Dolittle 4K Blu-ray Movie, Special Features and Extras  2.0 of 5

Dolittle's UHD includes six featurettes. A Blu-ray copy of the film and a Movies Anywhere digital copy code are included with purchase. This release ships with an embossed slipcover.

  • Talk to the Animals (2160p/SDR, 5:05): Downey, Jr. introduces some of the characters and the actors who voice them.
  • RDJ & Harry: Mentor and Mentee (2160p/SDR, 3:30): The on- and off-screen relationship between the actors and their characters.
  • Becoming the Good Doctor (2160p/SDR, 2:54): A more thorough, but still quick, exploration of Downey, Jr.'s character and performance as well as the qualities that drew him to the project.
  • Antonio Banderas: Pirate King (2160p/SDR, 2:59): Like the previous supplement, a focus on Banderas' character, performance, and the world in which the character operates.
  • The Wicked Dr. Müdfly (2160p/SDR, 2:00): Exploring Michael Sheen's character and on-screen work.
  • A Most Unusual House (2160p/SDR, 3:58): Looking at the construction and furnishing of one of the film's primary set pieces.

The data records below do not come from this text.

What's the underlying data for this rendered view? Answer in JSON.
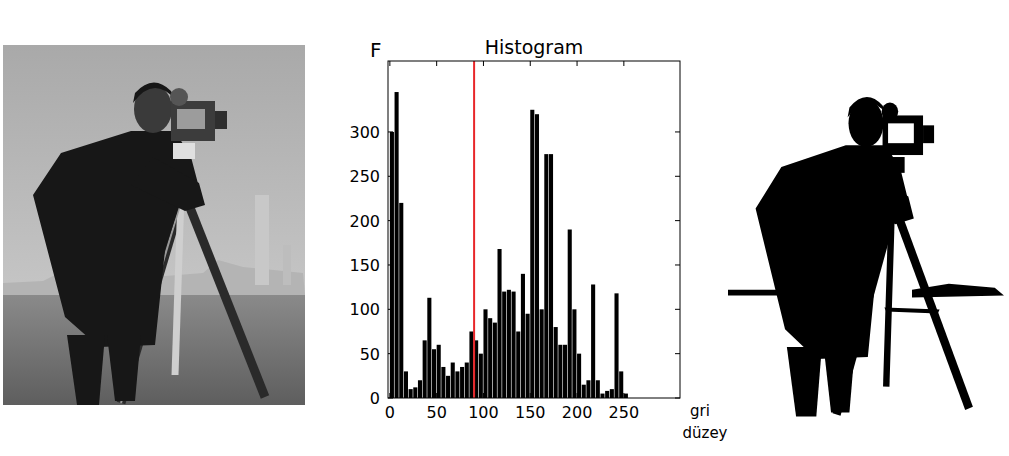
{
  "chart_data": {
    "type": "histogram",
    "title": "Histogram",
    "y_label": "F",
    "x_label": "gri düzey",
    "bins": [
      0,
      5,
      10,
      15,
      20,
      25,
      30,
      35,
      40,
      45,
      50,
      55,
      60,
      65,
      70,
      75,
      80,
      85,
      90,
      95,
      100,
      105,
      110,
      115,
      120,
      125,
      130,
      135,
      140,
      145,
      150,
      155,
      160,
      165,
      170,
      175,
      180,
      185,
      190,
      195,
      200,
      205,
      210,
      215,
      220,
      225,
      230,
      235,
      240,
      245,
      250,
      255
    ],
    "values": [
      300,
      345,
      220,
      30,
      10,
      12,
      20,
      65,
      113,
      55,
      60,
      35,
      25,
      40,
      30,
      35,
      40,
      75,
      65,
      50,
      100,
      90,
      85,
      168,
      120,
      122,
      120,
      75,
      140,
      95,
      325,
      320,
      100,
      275,
      275,
      80,
      60,
      60,
      190,
      100,
      50,
      15,
      20,
      128,
      20,
      5,
      8,
      10,
      118,
      30,
      5
    ],
    "color": "#000000",
    "threshold": 90,
    "xlim": [
      -2,
      310
    ],
    "xticks": [
      0,
      50,
      100,
      150,
      200,
      250
    ],
    "ylim": [
      0,
      380
    ],
    "yticks": [
      0,
      50,
      100,
      150,
      200,
      250,
      300
    ],
    "grid": false
  }
}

Dolittle 4K Blu-ray Movie, Overall Score and Recommendation  3.5 of 5

Dolittle's story drags, the laughs are flat, the adventure isn't engaging, and the story is not at all captivating. At its absolute best it's passable entertainment, the sort of movie that might work well for the easily amused or as a diversion in trying times when any reprieve from reality might be welcome, as is currently the case. And, as they say, desperate times call for desperate measures. Worth a look to keep the family, and the little ones in particular, smiling for 100-some minutes. The UHD is of first-rate quality and includes a handful of modest extras, so the technical package is everything it should be.